Today, I want to confess that there are some people in the broad “Alternative Right” that I wish would just go away. Usually it is political. Sometimes it is personal. Sometimes it is both. To be quite specific, I really wish Milo Yiannopoulos would just go away, as I made clear on last week’s episode of Fash the Nation.
Of course, wanting to be rid of people on the Alt Right is hardly unusual. In fact, it is pretty much the norm. For instance, Ramzpaul and Colin Liddell wish the 1488ers would go away, and the 1488ers more than reciprocate. I don’t think this attitude is very constructive, however, which is why I feel guilty for sharing it from time to time.
The question, though, is how, exactly, can the Alt Right “get rid of” or “stop” anyone? After all, the Alt Right is almost entirely a virtual movement, consisting of images and words, both written and spoken. It only occasionally takes the form of organizations with members. And it only occasionally materializes and occupies spaces in the 3-d world, and then only fleetingly, in restaurants and conference centers.
A membership organization needs to worry about “entryism” and can conduct “purges.” But a virtual movement with no clear boundaries between “inside” and “outside” can neither guard itself against entryists nor purge dissenters. All of that is empty talk in a movement in which anyone can become a “member” simply by setting up a forum account, and in which one can become a “leader” simply by starting a website, podcast, or YouTube channel and attracting an audience by steadily producing content.

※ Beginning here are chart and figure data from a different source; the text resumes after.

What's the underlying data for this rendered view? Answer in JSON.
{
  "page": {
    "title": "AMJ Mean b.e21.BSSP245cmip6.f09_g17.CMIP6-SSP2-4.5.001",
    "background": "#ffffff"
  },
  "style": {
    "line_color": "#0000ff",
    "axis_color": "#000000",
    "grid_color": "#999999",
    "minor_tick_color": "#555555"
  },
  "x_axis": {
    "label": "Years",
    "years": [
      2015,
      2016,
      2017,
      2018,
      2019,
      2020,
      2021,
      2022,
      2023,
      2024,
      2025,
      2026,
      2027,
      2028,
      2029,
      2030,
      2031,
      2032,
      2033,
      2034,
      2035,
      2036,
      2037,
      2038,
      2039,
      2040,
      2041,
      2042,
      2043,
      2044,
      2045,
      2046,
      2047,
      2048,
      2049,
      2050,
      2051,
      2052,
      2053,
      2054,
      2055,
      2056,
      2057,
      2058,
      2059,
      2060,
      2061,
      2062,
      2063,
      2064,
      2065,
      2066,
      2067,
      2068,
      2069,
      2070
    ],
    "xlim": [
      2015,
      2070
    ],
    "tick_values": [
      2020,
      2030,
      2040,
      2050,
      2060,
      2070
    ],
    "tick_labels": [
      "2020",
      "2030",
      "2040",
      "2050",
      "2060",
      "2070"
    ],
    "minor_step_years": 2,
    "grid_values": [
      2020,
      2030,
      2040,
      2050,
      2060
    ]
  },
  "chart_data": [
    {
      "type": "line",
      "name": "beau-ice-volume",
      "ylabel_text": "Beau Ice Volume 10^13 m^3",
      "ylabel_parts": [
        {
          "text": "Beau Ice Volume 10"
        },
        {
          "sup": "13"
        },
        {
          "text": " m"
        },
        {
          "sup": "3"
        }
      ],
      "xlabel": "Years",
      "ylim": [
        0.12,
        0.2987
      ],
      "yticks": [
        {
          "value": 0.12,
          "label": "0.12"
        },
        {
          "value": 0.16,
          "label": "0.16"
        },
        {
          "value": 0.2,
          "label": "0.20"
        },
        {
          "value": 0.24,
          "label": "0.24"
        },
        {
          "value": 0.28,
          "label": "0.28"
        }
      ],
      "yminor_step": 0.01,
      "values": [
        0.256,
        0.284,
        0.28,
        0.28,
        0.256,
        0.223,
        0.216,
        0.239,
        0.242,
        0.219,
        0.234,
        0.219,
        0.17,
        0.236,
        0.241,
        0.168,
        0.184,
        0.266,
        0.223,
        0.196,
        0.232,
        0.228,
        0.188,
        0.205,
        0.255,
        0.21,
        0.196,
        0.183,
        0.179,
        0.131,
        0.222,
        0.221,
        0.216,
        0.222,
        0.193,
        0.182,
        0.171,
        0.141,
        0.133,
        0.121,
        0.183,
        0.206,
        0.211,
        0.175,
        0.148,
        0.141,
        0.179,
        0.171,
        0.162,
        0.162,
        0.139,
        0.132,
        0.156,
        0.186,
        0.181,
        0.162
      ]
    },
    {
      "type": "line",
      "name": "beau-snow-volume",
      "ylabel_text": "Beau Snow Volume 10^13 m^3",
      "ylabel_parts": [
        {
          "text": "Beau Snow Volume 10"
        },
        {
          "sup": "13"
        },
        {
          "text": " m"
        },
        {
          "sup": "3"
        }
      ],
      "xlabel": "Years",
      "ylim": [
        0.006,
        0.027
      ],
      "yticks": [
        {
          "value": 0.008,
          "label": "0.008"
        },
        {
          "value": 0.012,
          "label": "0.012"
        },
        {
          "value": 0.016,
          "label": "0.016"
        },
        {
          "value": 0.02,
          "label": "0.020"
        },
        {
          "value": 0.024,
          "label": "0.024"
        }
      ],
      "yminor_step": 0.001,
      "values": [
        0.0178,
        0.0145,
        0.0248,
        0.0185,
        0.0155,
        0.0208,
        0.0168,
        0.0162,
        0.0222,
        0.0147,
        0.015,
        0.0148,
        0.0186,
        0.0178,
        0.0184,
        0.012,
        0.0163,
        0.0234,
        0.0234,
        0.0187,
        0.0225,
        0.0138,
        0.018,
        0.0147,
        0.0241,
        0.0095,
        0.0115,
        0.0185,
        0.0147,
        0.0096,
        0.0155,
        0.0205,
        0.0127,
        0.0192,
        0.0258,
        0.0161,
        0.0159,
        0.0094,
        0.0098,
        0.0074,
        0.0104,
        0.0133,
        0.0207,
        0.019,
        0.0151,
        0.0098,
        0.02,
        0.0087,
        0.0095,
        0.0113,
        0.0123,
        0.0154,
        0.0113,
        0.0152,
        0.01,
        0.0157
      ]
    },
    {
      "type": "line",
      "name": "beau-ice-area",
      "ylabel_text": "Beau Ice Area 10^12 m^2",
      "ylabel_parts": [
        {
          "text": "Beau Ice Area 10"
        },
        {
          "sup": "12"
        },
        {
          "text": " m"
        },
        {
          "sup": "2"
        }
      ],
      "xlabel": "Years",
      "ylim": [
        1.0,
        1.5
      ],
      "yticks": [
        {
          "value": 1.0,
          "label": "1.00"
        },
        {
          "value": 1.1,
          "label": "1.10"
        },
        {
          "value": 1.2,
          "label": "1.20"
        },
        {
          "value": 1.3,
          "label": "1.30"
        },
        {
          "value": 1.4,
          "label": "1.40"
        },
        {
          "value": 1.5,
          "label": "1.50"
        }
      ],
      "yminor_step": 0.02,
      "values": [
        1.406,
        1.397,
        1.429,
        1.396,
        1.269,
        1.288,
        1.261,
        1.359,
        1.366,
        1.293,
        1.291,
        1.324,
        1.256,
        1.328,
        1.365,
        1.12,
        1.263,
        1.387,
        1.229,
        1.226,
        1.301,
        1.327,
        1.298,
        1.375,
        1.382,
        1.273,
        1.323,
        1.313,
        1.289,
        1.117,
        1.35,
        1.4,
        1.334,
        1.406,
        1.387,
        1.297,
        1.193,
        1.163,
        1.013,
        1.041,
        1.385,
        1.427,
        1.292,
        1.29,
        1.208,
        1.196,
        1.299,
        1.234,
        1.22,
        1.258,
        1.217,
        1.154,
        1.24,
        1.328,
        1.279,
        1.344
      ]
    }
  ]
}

Sure, you can bar people from membership organizations and meetings. But you can’t bar them from the internet, which is where most of the movement is at. Sure, you can ban accounts. But that is a far cry from a “purge.” Trotsky couldn’t come back with a sock account.
In a movement that consists mostly of ideas, how can we “stop” anyone? Basically, there are three things we can do:
- Offer better ideas
- Troll them
- Ignore them
Offering better ideas is my preferred route. If someone is putting forward bad ideas — false pictures of who we are, false accounts of our plight, false accounts of our enemies, ineffective solutions, etc. — that is definitely a problem. But since we can’t just press a button and drop them into a piranha pool, we have to turn this threat into an opportunity to put forward better ideas in a more persuasive manner. The core of this approach is offering arguments and facts, not mere rhetoric.
In a primarily memetic movement, the question is not one of who is “in” or “out.” It is a question of truth and falsehood, of Alt Right vs. Alt Wrong.
Related to offering better ideas is offering better spokesmen for ideas. If you don’t think x is a good spokesman for White Nationalism, the best solution is to find a better one. Right now, there are very few people who are willing to put their faces out there as spokesmen for our cause, and most of those are over 60. But ask yourself: given the rate of the movement’s growth, will that be the case in 5 years, 2 years, even 1 year from now?